Various commuter airline companies come and go, often with cheaper fares than Aloha and Hawaiian. To check on these airlines -- a fluid proposition -- read the ads in the local papers in Honolulu.

Accommodation: Colony's Kaluakoi Hotel & Golf Club, (800) 777-1700, the only large hotel on Molokai, is convenient to isolated Papohaku beach and some of Hawaii's most deserted swimming coves. It offers condos with cooking facilities.

There is also a smattering of other small condominiums and a handful of bed and breakfast places and campgrounds.
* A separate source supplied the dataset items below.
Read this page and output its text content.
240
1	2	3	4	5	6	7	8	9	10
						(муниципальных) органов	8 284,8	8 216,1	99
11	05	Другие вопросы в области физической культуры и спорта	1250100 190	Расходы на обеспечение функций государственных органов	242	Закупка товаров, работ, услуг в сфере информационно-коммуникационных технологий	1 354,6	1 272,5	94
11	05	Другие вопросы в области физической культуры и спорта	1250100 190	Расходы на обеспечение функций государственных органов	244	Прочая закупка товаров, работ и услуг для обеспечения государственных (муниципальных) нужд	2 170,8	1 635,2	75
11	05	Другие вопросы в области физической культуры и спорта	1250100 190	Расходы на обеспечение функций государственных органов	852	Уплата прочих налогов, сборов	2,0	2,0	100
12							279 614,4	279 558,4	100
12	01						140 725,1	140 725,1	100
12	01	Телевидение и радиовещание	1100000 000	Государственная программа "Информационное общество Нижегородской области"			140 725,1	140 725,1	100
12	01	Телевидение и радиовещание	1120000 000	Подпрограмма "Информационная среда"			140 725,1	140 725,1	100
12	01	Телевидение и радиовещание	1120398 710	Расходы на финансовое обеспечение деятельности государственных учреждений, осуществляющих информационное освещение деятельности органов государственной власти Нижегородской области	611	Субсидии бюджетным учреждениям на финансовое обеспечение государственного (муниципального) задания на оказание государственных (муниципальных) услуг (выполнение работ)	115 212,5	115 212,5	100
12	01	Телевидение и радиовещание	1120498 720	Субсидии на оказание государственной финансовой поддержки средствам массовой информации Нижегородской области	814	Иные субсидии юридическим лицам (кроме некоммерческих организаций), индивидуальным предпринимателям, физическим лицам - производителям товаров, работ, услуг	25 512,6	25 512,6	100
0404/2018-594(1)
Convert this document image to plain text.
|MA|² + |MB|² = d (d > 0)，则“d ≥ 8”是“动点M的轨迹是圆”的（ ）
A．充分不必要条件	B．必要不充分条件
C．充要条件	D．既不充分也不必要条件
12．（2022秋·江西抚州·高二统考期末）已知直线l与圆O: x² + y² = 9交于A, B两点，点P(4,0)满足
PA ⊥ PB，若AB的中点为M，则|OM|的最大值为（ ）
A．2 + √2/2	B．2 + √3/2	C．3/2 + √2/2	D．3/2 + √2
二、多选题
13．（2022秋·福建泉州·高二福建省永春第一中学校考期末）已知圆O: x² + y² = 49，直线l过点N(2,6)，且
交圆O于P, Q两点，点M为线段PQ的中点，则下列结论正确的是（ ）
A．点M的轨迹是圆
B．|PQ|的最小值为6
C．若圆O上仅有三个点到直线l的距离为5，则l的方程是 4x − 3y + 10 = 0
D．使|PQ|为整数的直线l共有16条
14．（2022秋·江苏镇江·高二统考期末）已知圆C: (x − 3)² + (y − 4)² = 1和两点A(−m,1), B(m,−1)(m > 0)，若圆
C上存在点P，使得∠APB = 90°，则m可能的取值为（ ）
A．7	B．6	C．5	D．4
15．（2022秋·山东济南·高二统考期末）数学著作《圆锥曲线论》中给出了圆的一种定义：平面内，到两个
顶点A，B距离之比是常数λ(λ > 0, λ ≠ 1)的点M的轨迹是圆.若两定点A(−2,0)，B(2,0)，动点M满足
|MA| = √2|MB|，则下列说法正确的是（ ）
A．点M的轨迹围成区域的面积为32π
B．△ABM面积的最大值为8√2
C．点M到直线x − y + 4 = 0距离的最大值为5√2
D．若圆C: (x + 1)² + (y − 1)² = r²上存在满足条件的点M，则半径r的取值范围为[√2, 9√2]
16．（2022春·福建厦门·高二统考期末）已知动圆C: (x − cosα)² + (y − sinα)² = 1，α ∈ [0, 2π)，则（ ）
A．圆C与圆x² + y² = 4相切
Highly recommended with advance reservations is a bed and breakfast called Honomuni House, (808) 558-8383, 17 miles east of Kaunakakai.

Jan Newhouse and his wife, Keaho, proprietors, rent a cottage adjacent to their house. Jan is a historian and hiker who grew up in Kauai, and Keaho, who is from a native Molokai family, teaches on Oahu during the week, returning to her Molokai home on weekends. The couple is knowledgeable about both Tahiti and Hawaii and owns an extensive library on the island.

Food: A visit to the Mid Nite Inn on the main street of Kaunakakai (a town of rustic shop fronts, looking like a movie set for a spaghetti Western) is a must. Delicious grilled mahi mahi goes for about $7. Lots of local families eat here. Despite the name, it closes around 9 p.m. You can also get food at grocery stores in Kaunakakai for picnics.

Information: Call Hawaii tourism, (808) 586-2406, for general information. Destination Molokai, (800) 367-4753, sends out a brochure with information on Molokai.

Recommended books: "Hawaii: A Travel Survival Kit" (Lonely Planet, $15.95) and "Hidden Hawaii" by Ray Reigert (Publishers Group West, $13.95).

Activities: To visit the Kalaupapa peninsula, it is mandatory to book through Damien Tours, (808) 567-6171). Cost is about $18.

Visitors can fly in or come down the sea cliffs on foot or muleback. Molokai Mule Ride is bookable through Rare Adventures, (800) 843-5978, or on Molokai, (808) 567-6088. It charges $119.60, which includes the mule ride to Kalaupapa, a ground tour and lunch. Participants must be more than 16 years old and weigh less than 225 pounds.

Visitors can also explore hiking trails, waterfalls, a wildlife ranch and a macadamia nut farm. Sailboats can be chartered for

snorkeling on the neighboring island of Lanai. Details can be found in the travel books recommended above.